Nach langer Durststrecke gibt es wieder erste Livekonzerte. Die kleineren Formate mit lokalen Bands in kleinen Locations sind wohl risikoärmer und vermutlich deshalb schon etwas früher dran.
Letzten Freitag hab ich mir im Jubez Karlsruhe zwei Bands angehört, von denen ich in einem regionalen Youtube Kanal gehört hatte: die Thrasher von Entorx aus Speyer und Vorga mit Black Metal aus Karlsruhe.
Mit knapp hundert Besuchern war der Saal im Jubez lange nicht voll. Immerhin meinten die Leute vom Jubez, dass sie eher mit etwas weniger gerechnet hätten, es war also schon ein Erfolg dass überhaupt so viele Metalheads kamen. Coronagemäße Abstände waren also möglich und mit ganz wenigen Ausnahmen wurden die Masken nur zum Biertrinken kurz abgenommen.
Dass mir Entorx gefallen würde, war schon vorher absehbar: ordentliches Thrash/Death Metal ist genau mein Ding, und die aktuelle Platte "Faceless Insanity" klingt auch genau so.
Nicht selbstverständlich war, dass die Band auch live genau das abliefern kann, was die Platte verspricht, nämlich richtig gut gemachter Thrash: sportliches, präzises Schlagzeug, technisch saubere Gitarren (mit insgesamt 19 Saiten auf drei Geräten :), und ein engagierter Bühnenauftritt mit viel Spielfreude.

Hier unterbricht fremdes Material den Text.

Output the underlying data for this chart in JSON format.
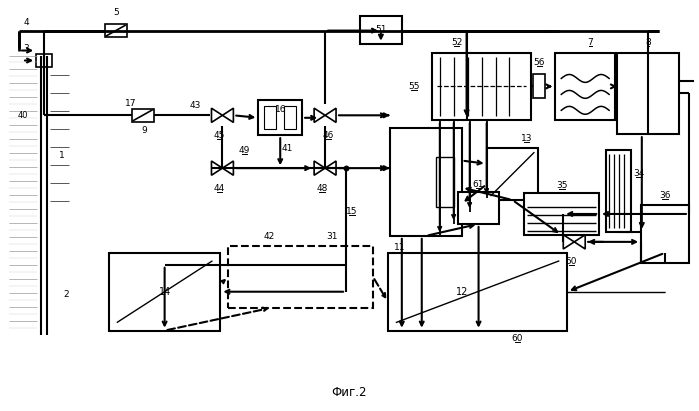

All das ist irgendwie das Pflichtprogramm. Zwei Dinge fallen bei Entorx aber noch besonders auf, vor allem, wenn man das so sagen darf, bei einer "Amateurband".
Da sind einmal die Vocals: Der Lead mit vollen, gutturalen, rhythmischen Growls, dazwischen wütende, verzweifelte oder wilde Screams und auch ab und zu ruhige Passagen mit Klargesang, wirklich phänomenal. Und wenn sich dann ab und zu noch wuchtige Bass-Growls drüber legen, versteht man auch, warum die beiden Gitarristen jeweils nochmal Mikrophone vor sich haben. Drei Sänger mit insgesamt mindestens fünf verschiedenen "Stimmen", das macht schon was her.
Das ist sicher auch eine Erklärung, aber nicht die einzige, für die andere Stärke der Band: die Tracks auf den einzelnen Platten und im Verlauf des Abends sind extrem abwechslungsreich, kein Song klingt wie der andere. Dass man das Tempo, die Stimmung und den Gesamteindruck von Stück zu Stück so stark variieren kann und insgesamt doch einen stimmigen Auftritt hinlegt, ist schon stark.
Zu Vorga, der zweiten Band des Abends, lichteten sich die Reihen im Publikum schon etwas. Ich bin selber auch kein eingefleischter Black Metal Fan, da sitzt das Vorurteil zu tief dass es oft eher nach diversen Industriegeräuschen als nach Musik klingt.
Aber der Auftritt hat mir dann doch ziemlich gut gefallen, er war musikalisch und athmosphärisch sehr stimmig. Die "Fans und Family" im Publikum haben dazu sicher auch beigetragen.
Die vorurteilsgemäßen Industriegeräusche vom Band gab es zwar, aber nur als Pausenfüller zwischen den Stücken (und das finde ich gut, viel besser als Stille oder belanglose Ansagen).
Solide Grundlage war auch hier ein hartes, treibendes, schnelles, abwechslungsreiches Schlagzeug. Darüber war die Musik klar als Gitarrenmusik erkennbar, kam aber doch verhallt in breiten und dichten Klangwolken. Zusammen mit den mindestens genau so stark verhallten Screams ergab sich ein akustischer Effekt fast so blickdicht wie das zeitweise stark vernebelte Bühnenbild, und so mysteriös wie die Gesichter hinter aufgesetzten oder aufgeschminkten Masken und unter dunklen Kapuzen.
Wenn so eine Gesamtperformance typisch Black Metal ist, und sich dabei (hoffentlich) nicht durch und durch ernstnimmt, sondern ein bisschen Freude am Verkleiden und Theaterspielen hat, kann ich mich dafür durchaus erwärmen.
Ganz abgesehen davon: wenn schon die Performer auf der Bühne vollmaskiert und in dicken Kapuzenjacken auftreten, kann das Publikum auch ne FFP2 Maske tragen, das ist mir jedenfalls lieber als noch länger zuhause zu hocken und immer nur Musik von der Konserve zu hören oder Onlinekonzerte.
Also, wie schon auf
Insta gesagt: danke an Bands und Veranstalter für den Mut, wieder Livemusik vor Ort anzubieten.